Türkiye’deki LGBTİQ+ Hareketinin STK’laşması: Neoliberalizm, Sivil Toplum ve Cinselliğin Müzakeresi
Özet
The interactivity of subjectivities and domains made possible by economic policies provides a suitable area to understand the transformation of social movements and the strategies they functionalize. The economic understanding of neoliberalism, its ideological reflections, and its transformative/disruptive power influence the understandings of struggle, strategies, and practices of social movements. When we consider the LGBTIQ+ movement(s) with its simultaneous transnational and local characteristics together with civil society possessing tools and resources for the consolidation of neoliberalism, we focus on an intersection where the influence of neoliberal rationality can be discussed.
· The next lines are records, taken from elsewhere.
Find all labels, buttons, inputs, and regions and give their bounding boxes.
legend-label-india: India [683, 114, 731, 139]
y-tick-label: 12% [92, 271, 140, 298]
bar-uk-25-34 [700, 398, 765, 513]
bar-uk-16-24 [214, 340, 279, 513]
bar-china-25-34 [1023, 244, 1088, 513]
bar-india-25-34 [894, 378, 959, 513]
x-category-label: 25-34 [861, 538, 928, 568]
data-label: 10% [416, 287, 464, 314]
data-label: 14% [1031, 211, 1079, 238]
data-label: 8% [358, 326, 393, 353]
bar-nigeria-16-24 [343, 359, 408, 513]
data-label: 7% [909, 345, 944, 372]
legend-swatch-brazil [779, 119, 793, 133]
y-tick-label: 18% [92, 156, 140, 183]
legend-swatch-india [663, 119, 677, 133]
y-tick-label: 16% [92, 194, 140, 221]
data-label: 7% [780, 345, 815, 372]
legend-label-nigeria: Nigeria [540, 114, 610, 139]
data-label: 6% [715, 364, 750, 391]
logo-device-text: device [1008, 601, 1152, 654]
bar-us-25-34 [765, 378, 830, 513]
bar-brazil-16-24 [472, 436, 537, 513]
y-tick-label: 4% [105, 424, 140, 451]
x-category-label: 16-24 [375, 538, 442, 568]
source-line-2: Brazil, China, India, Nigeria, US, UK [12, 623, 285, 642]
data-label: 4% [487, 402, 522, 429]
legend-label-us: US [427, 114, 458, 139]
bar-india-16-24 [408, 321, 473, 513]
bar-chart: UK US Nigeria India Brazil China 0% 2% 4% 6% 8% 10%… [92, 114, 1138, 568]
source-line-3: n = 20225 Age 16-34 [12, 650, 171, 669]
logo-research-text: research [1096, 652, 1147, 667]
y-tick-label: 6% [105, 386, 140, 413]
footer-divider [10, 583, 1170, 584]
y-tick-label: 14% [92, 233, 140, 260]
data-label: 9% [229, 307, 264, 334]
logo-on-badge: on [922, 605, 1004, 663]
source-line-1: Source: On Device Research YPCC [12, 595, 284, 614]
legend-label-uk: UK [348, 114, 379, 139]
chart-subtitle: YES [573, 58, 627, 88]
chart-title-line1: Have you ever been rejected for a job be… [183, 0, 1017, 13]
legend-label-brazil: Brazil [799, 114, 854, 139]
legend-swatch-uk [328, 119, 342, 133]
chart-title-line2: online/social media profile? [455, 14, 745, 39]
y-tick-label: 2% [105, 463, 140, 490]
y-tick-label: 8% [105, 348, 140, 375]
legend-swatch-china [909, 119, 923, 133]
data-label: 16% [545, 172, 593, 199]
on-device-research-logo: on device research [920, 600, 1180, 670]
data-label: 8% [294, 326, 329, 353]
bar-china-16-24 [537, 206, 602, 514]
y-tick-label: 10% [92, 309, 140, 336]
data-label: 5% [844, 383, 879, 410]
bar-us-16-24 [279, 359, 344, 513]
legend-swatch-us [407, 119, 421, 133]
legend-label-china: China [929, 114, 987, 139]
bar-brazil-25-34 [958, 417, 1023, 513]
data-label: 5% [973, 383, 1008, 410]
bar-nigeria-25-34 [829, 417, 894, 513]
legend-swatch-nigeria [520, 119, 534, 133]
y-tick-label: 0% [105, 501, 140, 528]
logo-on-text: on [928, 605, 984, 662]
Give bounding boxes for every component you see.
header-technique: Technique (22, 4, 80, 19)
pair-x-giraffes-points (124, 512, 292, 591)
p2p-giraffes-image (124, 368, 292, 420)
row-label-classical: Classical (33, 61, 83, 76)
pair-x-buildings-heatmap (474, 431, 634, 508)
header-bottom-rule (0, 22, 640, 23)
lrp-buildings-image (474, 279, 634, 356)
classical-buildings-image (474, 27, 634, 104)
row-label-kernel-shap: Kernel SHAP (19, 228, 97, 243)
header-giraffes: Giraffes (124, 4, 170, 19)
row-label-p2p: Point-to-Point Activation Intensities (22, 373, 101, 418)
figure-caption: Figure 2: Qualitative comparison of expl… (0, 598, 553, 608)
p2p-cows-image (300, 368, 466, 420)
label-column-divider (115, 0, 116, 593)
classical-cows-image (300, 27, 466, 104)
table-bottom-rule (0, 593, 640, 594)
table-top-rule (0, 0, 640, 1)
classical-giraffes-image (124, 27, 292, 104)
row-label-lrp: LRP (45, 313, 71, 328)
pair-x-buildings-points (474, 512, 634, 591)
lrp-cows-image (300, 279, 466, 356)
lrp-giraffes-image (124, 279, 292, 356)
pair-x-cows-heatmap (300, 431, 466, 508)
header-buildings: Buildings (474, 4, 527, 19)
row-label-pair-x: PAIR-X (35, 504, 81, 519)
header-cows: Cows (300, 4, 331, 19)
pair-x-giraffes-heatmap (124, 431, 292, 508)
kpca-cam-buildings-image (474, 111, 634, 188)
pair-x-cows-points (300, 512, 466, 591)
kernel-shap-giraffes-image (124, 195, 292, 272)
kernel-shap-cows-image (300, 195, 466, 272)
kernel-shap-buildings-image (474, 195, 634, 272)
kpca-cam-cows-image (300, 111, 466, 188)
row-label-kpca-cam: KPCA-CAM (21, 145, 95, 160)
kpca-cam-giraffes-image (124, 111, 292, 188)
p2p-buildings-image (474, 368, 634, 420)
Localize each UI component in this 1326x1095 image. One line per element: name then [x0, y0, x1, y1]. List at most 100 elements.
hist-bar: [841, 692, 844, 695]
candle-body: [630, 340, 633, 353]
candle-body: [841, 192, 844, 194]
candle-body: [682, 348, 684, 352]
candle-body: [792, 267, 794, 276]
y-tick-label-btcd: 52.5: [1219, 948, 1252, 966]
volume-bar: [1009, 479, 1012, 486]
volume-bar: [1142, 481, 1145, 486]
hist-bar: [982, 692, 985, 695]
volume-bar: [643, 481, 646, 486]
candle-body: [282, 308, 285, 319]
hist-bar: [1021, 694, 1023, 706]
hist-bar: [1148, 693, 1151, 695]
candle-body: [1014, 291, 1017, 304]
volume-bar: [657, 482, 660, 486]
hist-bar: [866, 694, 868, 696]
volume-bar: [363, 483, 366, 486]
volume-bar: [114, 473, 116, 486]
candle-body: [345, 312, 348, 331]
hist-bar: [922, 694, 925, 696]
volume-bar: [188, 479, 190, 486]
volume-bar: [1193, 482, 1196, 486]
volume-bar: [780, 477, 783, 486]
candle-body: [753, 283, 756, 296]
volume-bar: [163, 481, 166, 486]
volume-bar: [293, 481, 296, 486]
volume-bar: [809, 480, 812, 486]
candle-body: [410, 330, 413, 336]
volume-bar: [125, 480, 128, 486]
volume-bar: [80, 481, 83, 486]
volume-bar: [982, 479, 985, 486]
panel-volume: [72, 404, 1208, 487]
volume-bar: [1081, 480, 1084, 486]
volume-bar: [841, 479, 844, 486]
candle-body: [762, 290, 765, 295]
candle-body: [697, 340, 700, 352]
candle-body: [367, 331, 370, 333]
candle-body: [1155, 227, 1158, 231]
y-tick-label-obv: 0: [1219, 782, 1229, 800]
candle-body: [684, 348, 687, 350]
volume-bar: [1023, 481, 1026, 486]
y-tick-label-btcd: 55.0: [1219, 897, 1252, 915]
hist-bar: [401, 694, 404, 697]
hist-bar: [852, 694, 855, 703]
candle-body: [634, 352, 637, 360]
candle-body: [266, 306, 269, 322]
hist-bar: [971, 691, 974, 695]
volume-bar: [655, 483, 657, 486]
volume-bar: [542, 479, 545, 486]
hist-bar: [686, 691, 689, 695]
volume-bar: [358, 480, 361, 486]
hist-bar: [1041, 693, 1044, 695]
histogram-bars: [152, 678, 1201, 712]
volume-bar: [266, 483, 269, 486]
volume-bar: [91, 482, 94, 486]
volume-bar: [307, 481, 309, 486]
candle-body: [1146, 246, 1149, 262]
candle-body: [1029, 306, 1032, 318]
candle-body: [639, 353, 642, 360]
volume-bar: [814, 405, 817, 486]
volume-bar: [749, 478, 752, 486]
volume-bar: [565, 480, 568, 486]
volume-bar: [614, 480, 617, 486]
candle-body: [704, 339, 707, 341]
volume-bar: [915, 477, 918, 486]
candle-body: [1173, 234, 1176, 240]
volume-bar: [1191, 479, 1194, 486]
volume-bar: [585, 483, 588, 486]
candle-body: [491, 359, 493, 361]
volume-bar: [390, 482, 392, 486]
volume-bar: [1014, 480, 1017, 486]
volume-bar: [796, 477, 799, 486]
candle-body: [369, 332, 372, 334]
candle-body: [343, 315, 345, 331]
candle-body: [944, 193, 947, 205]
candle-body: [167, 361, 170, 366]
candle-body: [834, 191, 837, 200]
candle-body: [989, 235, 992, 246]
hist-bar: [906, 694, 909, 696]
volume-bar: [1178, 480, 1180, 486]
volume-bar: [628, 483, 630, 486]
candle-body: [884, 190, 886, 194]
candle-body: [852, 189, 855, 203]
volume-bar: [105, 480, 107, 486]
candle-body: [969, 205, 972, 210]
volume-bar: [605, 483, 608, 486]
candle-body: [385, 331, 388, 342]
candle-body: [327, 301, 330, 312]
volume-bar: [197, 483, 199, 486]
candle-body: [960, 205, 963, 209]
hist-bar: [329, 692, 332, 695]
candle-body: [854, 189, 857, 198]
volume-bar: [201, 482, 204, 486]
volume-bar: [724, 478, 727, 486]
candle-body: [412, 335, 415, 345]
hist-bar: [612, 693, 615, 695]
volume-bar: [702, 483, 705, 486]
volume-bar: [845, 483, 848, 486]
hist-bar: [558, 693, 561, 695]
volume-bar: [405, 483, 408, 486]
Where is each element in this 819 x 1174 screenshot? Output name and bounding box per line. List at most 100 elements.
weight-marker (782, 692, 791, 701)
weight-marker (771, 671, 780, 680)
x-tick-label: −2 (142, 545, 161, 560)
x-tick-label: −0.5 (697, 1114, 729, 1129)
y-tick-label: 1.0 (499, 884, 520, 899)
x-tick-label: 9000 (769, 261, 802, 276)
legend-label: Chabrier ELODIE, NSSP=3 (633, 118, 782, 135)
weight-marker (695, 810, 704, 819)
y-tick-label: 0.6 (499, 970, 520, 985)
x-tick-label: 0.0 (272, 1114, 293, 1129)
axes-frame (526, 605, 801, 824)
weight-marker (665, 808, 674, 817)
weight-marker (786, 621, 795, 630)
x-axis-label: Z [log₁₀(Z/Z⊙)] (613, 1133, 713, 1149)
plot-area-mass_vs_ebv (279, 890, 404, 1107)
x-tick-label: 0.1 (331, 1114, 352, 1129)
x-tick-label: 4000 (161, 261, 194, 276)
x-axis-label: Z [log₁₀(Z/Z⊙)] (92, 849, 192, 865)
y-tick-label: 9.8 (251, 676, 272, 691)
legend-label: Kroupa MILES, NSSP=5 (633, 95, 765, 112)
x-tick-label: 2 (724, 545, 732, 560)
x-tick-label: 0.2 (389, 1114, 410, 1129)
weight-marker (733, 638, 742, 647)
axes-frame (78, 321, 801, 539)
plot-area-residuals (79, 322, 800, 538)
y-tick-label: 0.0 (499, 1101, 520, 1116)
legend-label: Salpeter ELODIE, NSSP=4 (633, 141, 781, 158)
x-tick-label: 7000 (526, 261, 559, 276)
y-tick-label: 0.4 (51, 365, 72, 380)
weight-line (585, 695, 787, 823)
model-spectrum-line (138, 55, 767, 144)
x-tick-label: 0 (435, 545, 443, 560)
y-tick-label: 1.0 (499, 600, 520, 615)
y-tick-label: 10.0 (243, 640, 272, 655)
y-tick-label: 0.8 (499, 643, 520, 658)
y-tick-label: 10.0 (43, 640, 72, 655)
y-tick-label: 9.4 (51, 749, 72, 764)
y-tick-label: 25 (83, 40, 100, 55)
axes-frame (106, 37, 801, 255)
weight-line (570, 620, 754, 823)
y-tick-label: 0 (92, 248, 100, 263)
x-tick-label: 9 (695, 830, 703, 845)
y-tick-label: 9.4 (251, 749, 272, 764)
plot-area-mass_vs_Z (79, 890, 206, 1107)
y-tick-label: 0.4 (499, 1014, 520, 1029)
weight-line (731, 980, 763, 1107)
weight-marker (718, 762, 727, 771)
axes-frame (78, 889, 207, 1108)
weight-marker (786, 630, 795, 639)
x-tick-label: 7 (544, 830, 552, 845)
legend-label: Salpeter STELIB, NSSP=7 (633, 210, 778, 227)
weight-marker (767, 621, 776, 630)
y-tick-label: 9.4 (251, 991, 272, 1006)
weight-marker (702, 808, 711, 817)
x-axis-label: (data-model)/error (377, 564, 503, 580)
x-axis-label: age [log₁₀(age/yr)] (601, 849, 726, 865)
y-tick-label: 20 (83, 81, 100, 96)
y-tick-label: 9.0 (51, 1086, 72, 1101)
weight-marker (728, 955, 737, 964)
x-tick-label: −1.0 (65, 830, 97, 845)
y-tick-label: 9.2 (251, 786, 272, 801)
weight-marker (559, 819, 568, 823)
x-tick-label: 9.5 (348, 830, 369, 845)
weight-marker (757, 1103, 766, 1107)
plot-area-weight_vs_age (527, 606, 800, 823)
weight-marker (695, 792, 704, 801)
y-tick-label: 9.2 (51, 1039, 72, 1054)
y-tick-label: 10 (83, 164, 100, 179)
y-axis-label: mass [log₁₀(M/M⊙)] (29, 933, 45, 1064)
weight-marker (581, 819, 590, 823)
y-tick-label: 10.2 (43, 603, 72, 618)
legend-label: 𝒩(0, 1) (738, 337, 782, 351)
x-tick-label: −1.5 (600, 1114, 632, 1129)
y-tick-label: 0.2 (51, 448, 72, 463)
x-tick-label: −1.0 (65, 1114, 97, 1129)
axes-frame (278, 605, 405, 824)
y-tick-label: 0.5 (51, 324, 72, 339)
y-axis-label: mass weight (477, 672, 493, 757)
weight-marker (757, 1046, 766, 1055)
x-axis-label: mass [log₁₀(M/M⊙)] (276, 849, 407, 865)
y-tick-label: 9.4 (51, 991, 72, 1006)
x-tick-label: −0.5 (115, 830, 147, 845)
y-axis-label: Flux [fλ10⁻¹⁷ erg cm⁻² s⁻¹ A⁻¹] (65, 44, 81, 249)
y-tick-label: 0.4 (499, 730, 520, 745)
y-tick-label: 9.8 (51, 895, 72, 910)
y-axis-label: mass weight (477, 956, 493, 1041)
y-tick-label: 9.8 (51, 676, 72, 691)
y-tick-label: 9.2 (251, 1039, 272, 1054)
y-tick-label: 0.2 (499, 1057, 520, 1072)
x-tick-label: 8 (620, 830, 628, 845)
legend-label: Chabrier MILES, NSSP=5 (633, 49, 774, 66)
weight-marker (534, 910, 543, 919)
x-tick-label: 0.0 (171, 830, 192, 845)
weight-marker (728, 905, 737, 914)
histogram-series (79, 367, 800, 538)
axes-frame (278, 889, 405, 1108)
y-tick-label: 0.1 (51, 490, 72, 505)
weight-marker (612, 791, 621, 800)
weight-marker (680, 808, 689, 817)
Focusing on this intersection, within the scope of this research, a reference point has been established by examining the discursive track related to the political positioning and adopted struggle practices of the LGBTIQ+ movement in Turkey through archival work on the Kaos GL Magazine. This point has been aligned with the data obtained from semi-structured in-depth interviews with LGBTIQ+ rights advocates who joined the movement between 1990-2003 and are over the age of 40, and those who joined the movement after 2010 and are under the age of 30. Thus, how the thoughts and experiences of rights advocates on joining the movement, perceptions of struggle, and practices shaped and changed in different periods of the LGBTIQ+ movement in Turkey, and to what extent this change was influenced by neoliberal rationality, was examined. It has been concluded that LGBTIQ+ individuals try to spread the struggle in every area where they can functionalize and increase their allies, the perception of neoliberal rationality towards individual empowerment and liberation is not fully embraced, but the practices performed due to the narrowing of the field of movement formally appear similar to this rationality, and the current goal focuses on not losing ground.